By Amy Eva
Teens can seem self-centered sometimes, can’t they? They’re still supposed to be developing the capacity to see beyond themselves. They can also seem to lack a strong sense of purpose —and that’s not surprising either, because the ability to think about other people is developmentally linked with a sense of purpose. “Purpose is a part of one’s personal search for meaning, but it also has an external component, the desire to make a diﬀerence in the world, to contribute to matters larger than the self.” Some researchers call this external component the beyond-the-self dimension of purpose: Why am I here? What role can I play in the lives of those around me?
A new study of adolescents and emerging adults conﬁrms that many young adults simply do not exhibit a beyond-the-self dimension of purpose. In fact, a beyond-the-self intention is even “atypical” of adolescents, according to researchers. That being the case, how can we as parents and educators help them to ﬁnd that intention? Here are ﬁve research-based ways to inspire teens to connect with something larger than themselves:
1. Support teens beyond their self-interests: Get to know the passions of the teens in your life. Do they love caring for little children or animals? Do they talk a lot about sustainability?

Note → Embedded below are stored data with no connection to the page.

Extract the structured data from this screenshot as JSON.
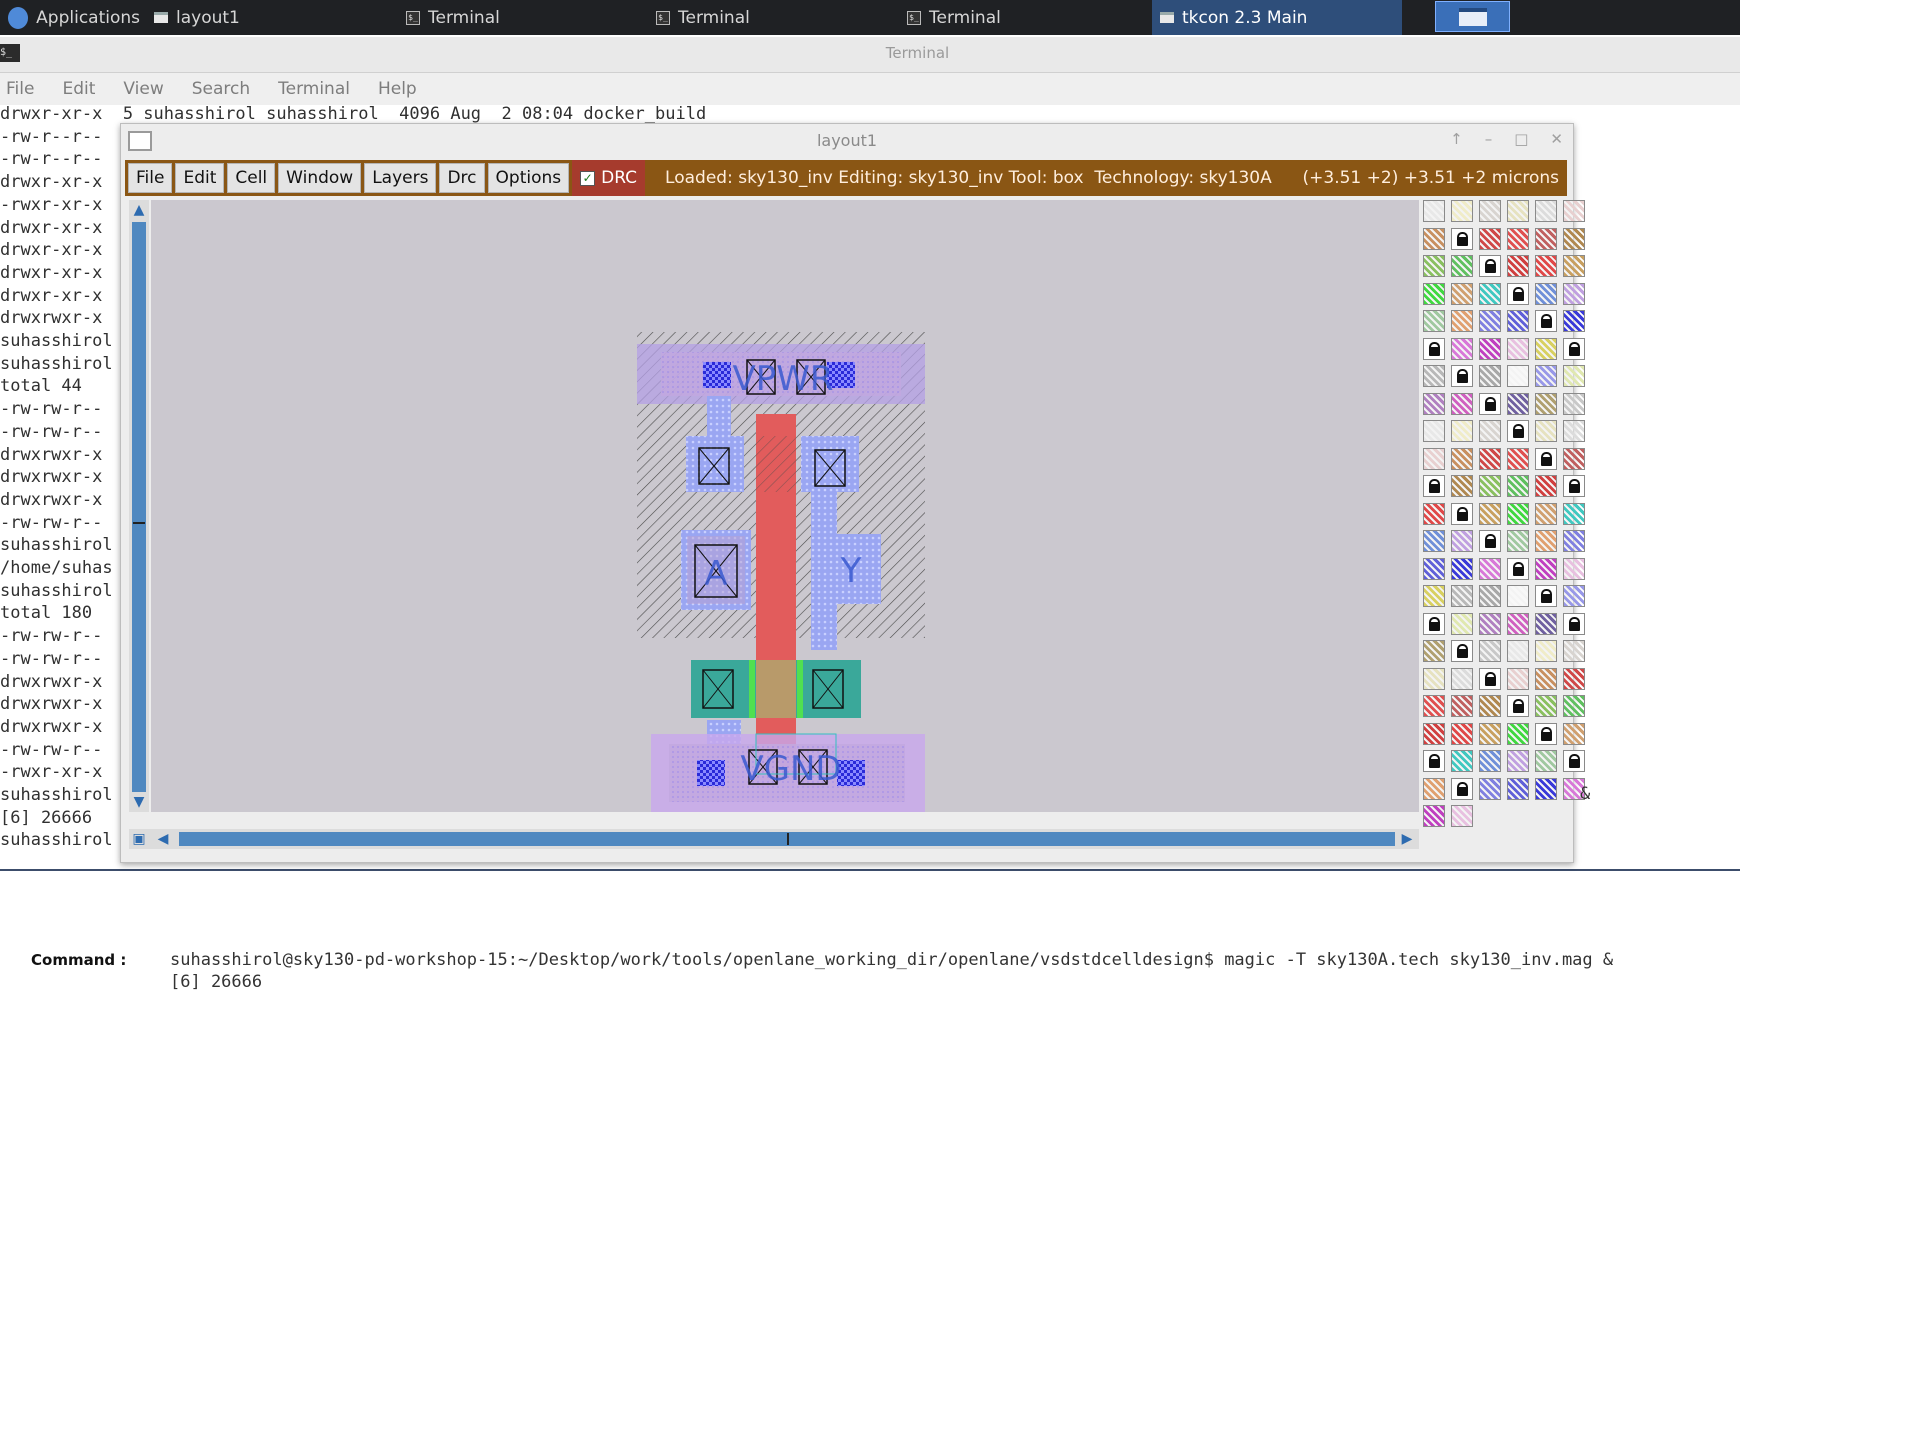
{
  "taskbar": {
    "apps_label": "Applications",
    "items": [
      {
        "label": "layout1",
        "icon": "window-icon"
      },
      {
        "label": "Terminal",
        "icon": "terminal-icon"
      },
      {
        "label": "Terminal",
        "icon": "terminal-icon"
      },
      {
        "label": "Terminal",
        "icon": "terminal-icon"
      },
      {
        "label": "tkcon 2.3 Main",
        "icon": "window-icon",
        "active": true
      }
    ]
  },
  "terminal": {
    "title": "Terminal",
    "menu": [
      "File",
      "Edit",
      "View",
      "Search",
      "Terminal",
      "Help"
    ],
    "lines": [
      "drwxr-xr-x  5 suhasshirol suhasshirol  4096 Aug  2 08:04 docker_build",
      "-rw-r--r--",
      "-rw-r--r--",
      "drwxr-xr-x",
      "-rwxr-xr-x",
      "drwxr-xr-x",
      "drwxr-xr-x",
      "drwxr-xr-x",
      "drwxr-xr-x",
      "drwxrwxr-x",
      "suhasshirol",
      "suhasshirol",
      "total 44",
      "-rw-rw-r--",
      "-rw-rw-r--",
      "drwxrwxr-x",
      "drwxrwxr-x",
      "drwxrwxr-x",
      "-rw-rw-r--",
      "suhasshirol",
      "/home/suhas",
      "suhasshirol",
      "total 180",
      "-rw-rw-r--",
      "-rw-rw-r--",
      "drwxrwxr-x",
      "drwxrwxr-x",
      "drwxrwxr-x",
      "-rw-rw-r--",
      "-rwxr-xr-x",
      "suhasshirol",
      "[6] 26666",
      "suhasshirol"
    ]
  },
  "magic": {
    "title": "layout1",
    "menu": [
      "File",
      "Edit",
      "Cell",
      "Window",
      "Layers",
      "Drc",
      "Options"
    ],
    "drc_label": "DRC",
    "drc_checked": true,
    "status": "Loaded: sky130_inv Editing: sky130_inv Tool: box  Technology: sky130A",
    "coords": "(+3.51 +2) +3.51 +2 microns",
    "labels": {
      "vpwr": "VPWR",
      "vgnd": "VGND",
      "input": "A",
      "output": "Y"
    },
    "colors": {
      "menubar": "#8a5614",
      "drc_button": "#a63b2d",
      "poly": "#e05a5a",
      "diffusion": "#3fb0a0",
      "local_interconnect": "#a0a8ff",
      "metal": "#c8a8e8",
      "nwell_hatch": "#555555"
    }
  },
  "command": {
    "label": "Command :",
    "line1": "suhasshirol@sky130-pd-workshop-15:~/Desktop/work/tools/openlane_working_dir/openlane/vsdstdcelldesign$ magic -T sky130A.tech sky130_inv.mag &",
    "line2": "[6] 26666",
    "trailing": "&"
  }
}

Is there a political cause that they want to support?
“Purposeful youth described getting encouragement for their interests rather than hearing the more general encouragement to get good grades and go to college,” says Stanford psychologist Heather Malin, director of research at Stanford’s Center on Adolescence. “Some reported getting material and social support for their “beyond-the-self” interests.” For example, parents or caregivers might buy them books relevant to their interests, give them rides to volunteer work, or invite their child to volunteer at their workplace.

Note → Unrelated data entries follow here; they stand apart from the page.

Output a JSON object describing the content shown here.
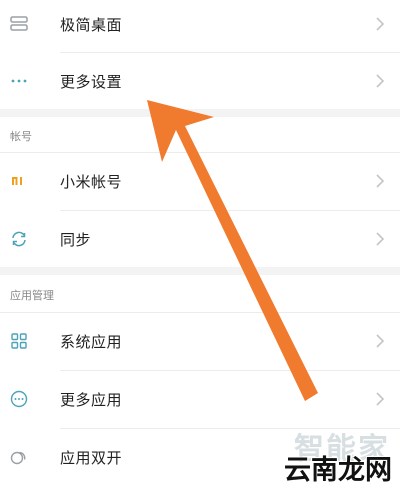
{
  "settings": {
    "rows": [
      {
        "label": "极简桌面",
        "icon": "minimal-desktop-icon"
      },
      {
        "label": "更多设置",
        "icon": "more-dots-icon"
      }
    ],
    "account": {
      "title": "帐号",
      "rows": [
        {
          "label": "小米帐号",
          "icon": "mi-logo-icon"
        },
        {
          "label": "同步",
          "icon": "sync-icon"
        }
      ]
    },
    "apps": {
      "title": "应用管理",
      "rows": [
        {
          "label": "系统应用",
          "icon": "grid-icon"
        },
        {
          "label": "更多应用",
          "icon": "more-circle-icon"
        },
        {
          "label": "应用双开",
          "icon": "dual-app-icon"
        }
      ]
    }
  },
  "watermark": {
    "top": "智能家",
    "bottom": "云南龙网"
  },
  "colors": {
    "arrow": "#f07a2e",
    "icon_gray": "#9aa0a6",
    "icon_teal": "#4aa3b8",
    "mi_orange": "#f0a020"
  }
}
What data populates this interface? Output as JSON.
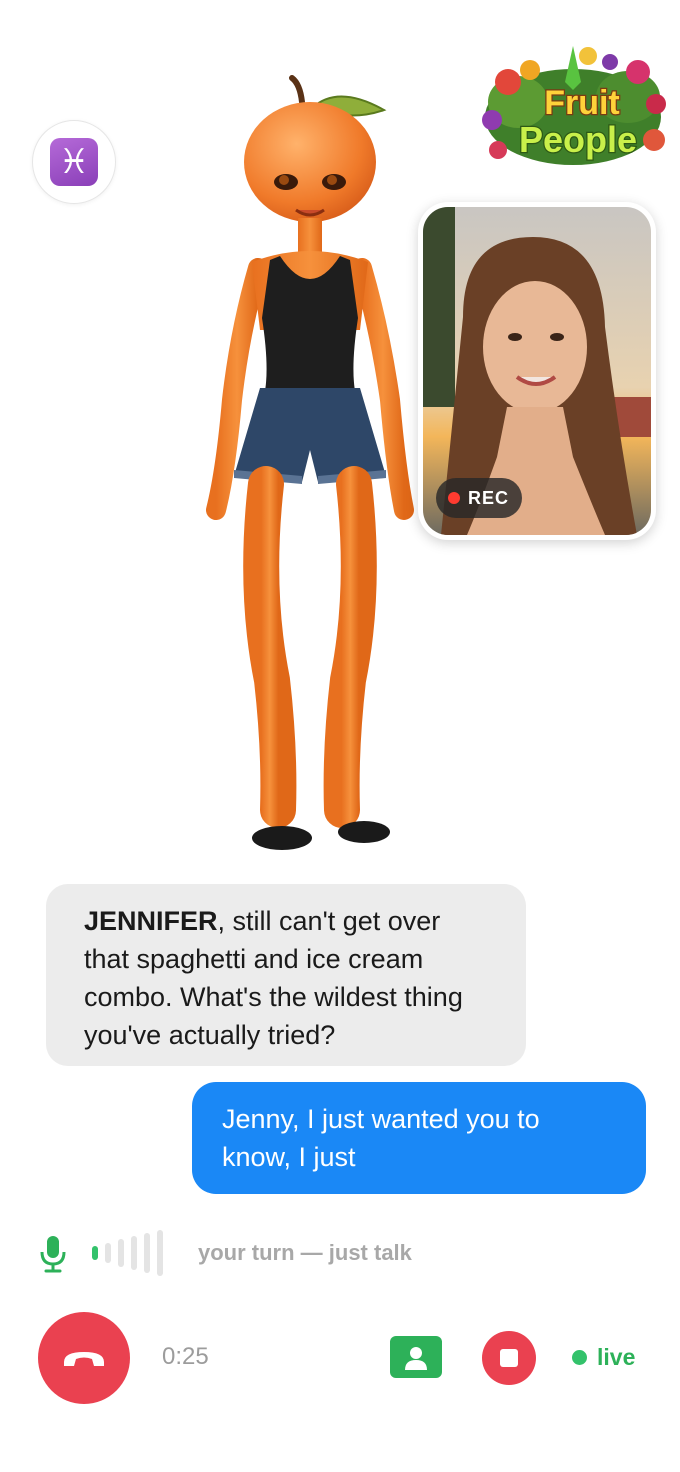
{
  "zodiac": {
    "symbol": "♓",
    "icon": "pisces-icon"
  },
  "logo": {
    "line1": "Fruit",
    "line2": "People"
  },
  "camera": {
    "rec_label": "REC"
  },
  "messages": [
    {
      "from": "ai",
      "name": "JENNIFER",
      "text": ", still can't get over that spaghetti and ice cream combo. What's the wildest thing you've actually tried?"
    },
    {
      "from": "user",
      "text": "Jenny, I just wanted you to know, I just"
    }
  ],
  "turn": {
    "label": "your turn — just talk",
    "mic_icon": "microphone-icon",
    "level": 0.1
  },
  "controls": {
    "timer": "0:25",
    "hangup_icon": "phone-hangup-icon",
    "contact_icon": "contact-card-icon",
    "stop_icon": "stop-recording-icon",
    "live_label": "live"
  },
  "colors": {
    "accent_blue": "#1a88f6",
    "danger_red": "#ea4150",
    "live_green": "#2db159",
    "bubble_gray": "#ececec"
  }
}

When adolescents can ﬁnd clubs or structured school activities that connect with their broader interests, they are likely to become more personally motivated and engaged in those activities. If we encourage teens in pursuing their “beyond-the-self” interests, they are also more likely to have a stronger sense of purpose in the world.
2. Discuss values and character strengths: Perhaps one of the most powerful ways to foster a beyond-the-self intention in teens is through reﬂection on their values and opportunities to act on those values. “Purposeful teens talk about big, abstract values (equality, diversity, justice, etc.) more so than non-purposeful teens,” says Malin. It’s crucial for them to have “opportunities to write about or discuss the things that matter most, especially in terms of the values they want to live by.” One way to get youth to think about their own values is through discussions with their peers and their parents. This helps students to identify potential character strengths (kindness, teamwork, fairness, and leadership) envision ways to act on them.
3. Facilitate activities that enhance empathy and perspective-taking: Another practical way to nurture beyond-the-self thinking is through learning experiences that focus on empathy. Consider keeping a journal in tandem with reading a novel, where students record immediate responses as if they were the book’s central character, literally stepping into someone’s shoes and imagining the perspective of the person who might wear them.
Developing empathy and being able to take the perspective of others takes time. It is a long, one might say a life-long, process. Parents play a pivotal role in this, as do teachers and peers. The key is to watch and learn, then act.
4. Expose teens to diverse perspectives: There is a powerful argument for diversity in schools and classrooms. A recent study of several thousand middle schoolers suggests that students feel safer, less bullied, and less lonely in more racially balanced classrooms. But there may be other important beneﬁts. If children and teens are exposed to a range of emotional styles and diﬀerent ways of thinking and being, they may be more likely to engage in prosocial (kind and helpful) behavior.
Because teens, in particular, have an increased cognitive capacity for perspective-taking, this is an important time to expose them to many diﬀerent ways of thinking and being. Teachers might consider inviting a range of guest speakers to the classroom, regularly planning for cooperative learning activities with mixed groups of students, and leading interactive, inquiry-based learning experiences that feature service-learning activities nearby.
5. Model empathy and prosocial behavior as an adult: Finally, when parents and caregivers model empathy and ﬁnd ways to contribute to their own communities, they encourage their kids to do the same. Thanks to a motivated network of moms at school, for example, my daughter has been able to make blankets for local refugees, participate in food drives, and regularly volunteer at an organization that provides diapers and baby supplies for families who need them.
In this divisive political climate, however, some of us may be struggling to engage in our communities. We may feel exhausted or discouraged; we may even feel like hiding. It can feel daunting to reach out in a world that feels topsy-turvy. If this is the case, it’s so important to nurture our innate capacity for caring.
During a time when we are bombarded with images of self-interest, it may be important to think beyond ourselves. Ultimately, good intentions can expand to broader questions of purpose and role where we can all ask ourselves not only “Who am I?” but “Who am I in this world?” and “What can I contribute?”